Amid immigration tensions, Hickenlooper looks to bolster ties to Latin America

DENVER– Amid the heated and highly focused national debate on immigration reform and border security, Denver Mayor and candidate for governor John Hickenlooper is seeking to present a broader view on the matter. At an event in Denver last week toasting the Biennial of the Americas Celebration, a month-long series of events scheduled for July, Hickenlooper emphasized the benefits that have accrued to the United States and Colorado through immigration and stated his aim to promote Colorado as a site for international travel and trade.

John Hickenlooper

Hickenlooper told a crowd of roughly 300 gathered at the half-refurbished McNichols building that the Biennial would introduce Denver and Colorado as fertile ground for future cultural and financial growth. “No one understands and everyone takes it for granted that Brazil in a short time will become the fifth-largest economy in the world. Yet no one in Colorado is trying build bridges. The best way to build bridges is through culture,” he said. “This is an event that will bring together what is essentially American, in the broadest sense of that word,” Hickenlooper told the Colorado Independent. “I think for Denver to get ahead of the rest of the country through this festival– ten years, twenty years from now, it could pay huge dividends.”

Hickenlooper said the recurring event would create “long-term global impacts” that would help to “fight against prejudices developed as a lack of understanding.” The event will draw artists, musicians, intellectuals, diplomats and business leaders and innovators from 32 Western Hemisphere nations to Denver this July and every other year thereafter.

“We all see the bias against any type of immigration right now,” he said. “Yet if you look at the largest companies that were formed in the last 20 years, the ones that create all the jobs, more than half were formed by immigrants from all over the world.”

News of the Biennial came as politicians and activist groups are calling on businesses to boycott Arizona, where harsh anti-illegal immigration laws were signed into effect last week. The new laws give state authorities broad power to seek out illegal immigrants and arrest them. Rights groups see the laws as an attack on constitutional rights and a recipe for racial profiling, lawsuits and community tension. The Mexican government has issued an advisory against travel to Arizona, where Latino visitors could well end up in jail. Hickenlooper’s Republican opponent in the race for governor, Scott McInnis, made national news Wednesday when he said he would seek to institute Arizona-style laws in Colorado.

“Arizona’s law is troubling,” said Hickenlooper in a release that lamented the gridlock in Washington that has produced only failure in the effort to reform the nation’s immigration policy. “I am not surprised states are trying to address immigration policy because Congress hasn’t.
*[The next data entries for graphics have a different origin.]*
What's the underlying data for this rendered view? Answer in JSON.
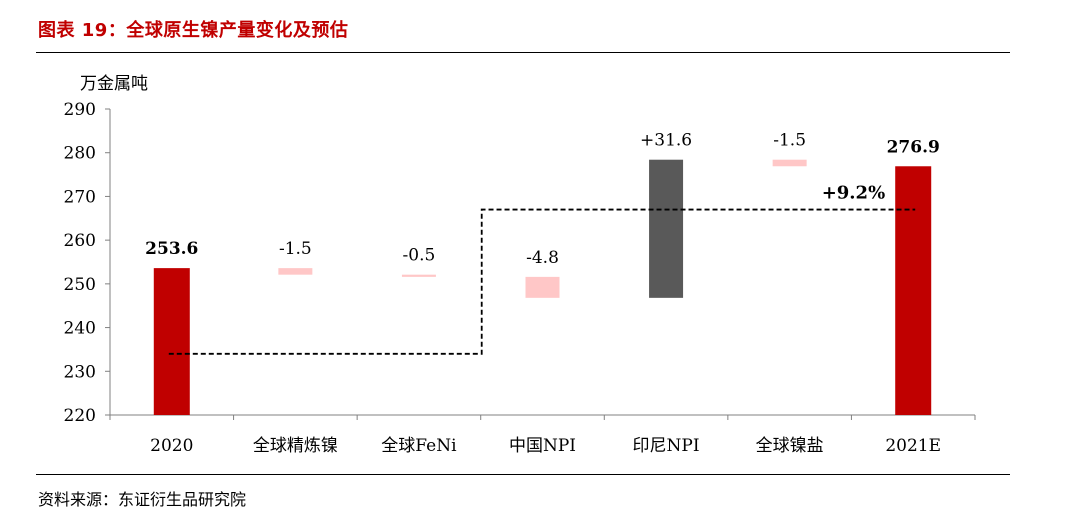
{
  "figure": {
    "title": "图表 19：全球原生镍产量变化及预估",
    "source": "资料来源：东证衍生品研究院"
  },
  "colors": {
    "title": "#c00000",
    "total_bar": "#c00000",
    "decrease_bar": "#ffc7c7",
    "increase_bar": "#595959",
    "axis": "#808080"
  },
  "chart_data": {
    "type": "bar",
    "subtype": "waterfall",
    "ylabel": "万金属吨",
    "ylim": [
      220,
      290
    ],
    "yticks": [
      "220",
      "230",
      "240",
      "250",
      "260",
      "270",
      "280",
      "290"
    ],
    "categories": [
      "2020",
      "全球精炼镍",
      "全球FeNi",
      "中国NPI",
      "印尼NPI",
      "全球镍盐",
      "2021E"
    ],
    "bars": [
      {
        "category": "2020",
        "kind": "total",
        "base": 220,
        "top": 253.6,
        "label": "253.6"
      },
      {
        "category": "全球精炼镍",
        "kind": "decrease",
        "base": 252.1,
        "top": 253.6,
        "label": "-1.5"
      },
      {
        "category": "全球FeNi",
        "kind": "decrease",
        "base": 251.6,
        "top": 252.1,
        "label": "-0.5"
      },
      {
        "category": "中国NPI",
        "kind": "decrease",
        "base": 246.8,
        "top": 251.6,
        "label": "-4.8"
      },
      {
        "category": "印尼NPI",
        "kind": "increase",
        "base": 246.8,
        "top": 278.4,
        "label": "+31.6"
      },
      {
        "category": "全球镍盐",
        "kind": "decrease",
        "base": 276.9,
        "top": 278.4,
        "label": "-1.5"
      },
      {
        "category": "2021E",
        "kind": "total",
        "base": 220,
        "top": 276.9,
        "label": "276.9"
      }
    ],
    "growth_annotation": {
      "label": "+9.2%",
      "from_category": "2020",
      "to_category": "2021E",
      "low_level": 234,
      "high_level": 267
    },
    "grid": false,
    "legend": "none"
  }
}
People throughout the country are justified in feeling angry over the failure of the federal government to deal with this issue. We need a nonpartisan approach to solve this problem for the entire country and enforceable reform that doesn’t abridge the basic freedom of our citizens.”

Denver councilmember-at-large Douglas Linkhart agreed that, now more than ever, Denver needed to reach out to global trade partners. He said the city was not as welcoming as it could be and said that it was important to show connections to major trading partners more visibly “so that people really see Denver as a hub of North-South trade and tourism.”

“Denver is a multicultural city but we don’t really show it,” Linkhart said. “At the city county building there’s not a word of Spanish anywhere. If you go in the new jail, though, there is a lot of Spanish, which is unfortunate, but at least we are getting the idea that if we build a building, we should include Spanish.”

Despite the publicity the Biennial is sure to produce, Hickenlooper said he wouldn’t be using the event as a platform for his gubernatorial aspirations. “This is about the Biennial. This is not about John Hickenlooper. I am going to try and stay away from it.”

“The Biennial of the Americas will be the most important international event to happen in Denver in a decade,” he said. “We can make this into something that’s a prize tool, not just for Denver but for the state.”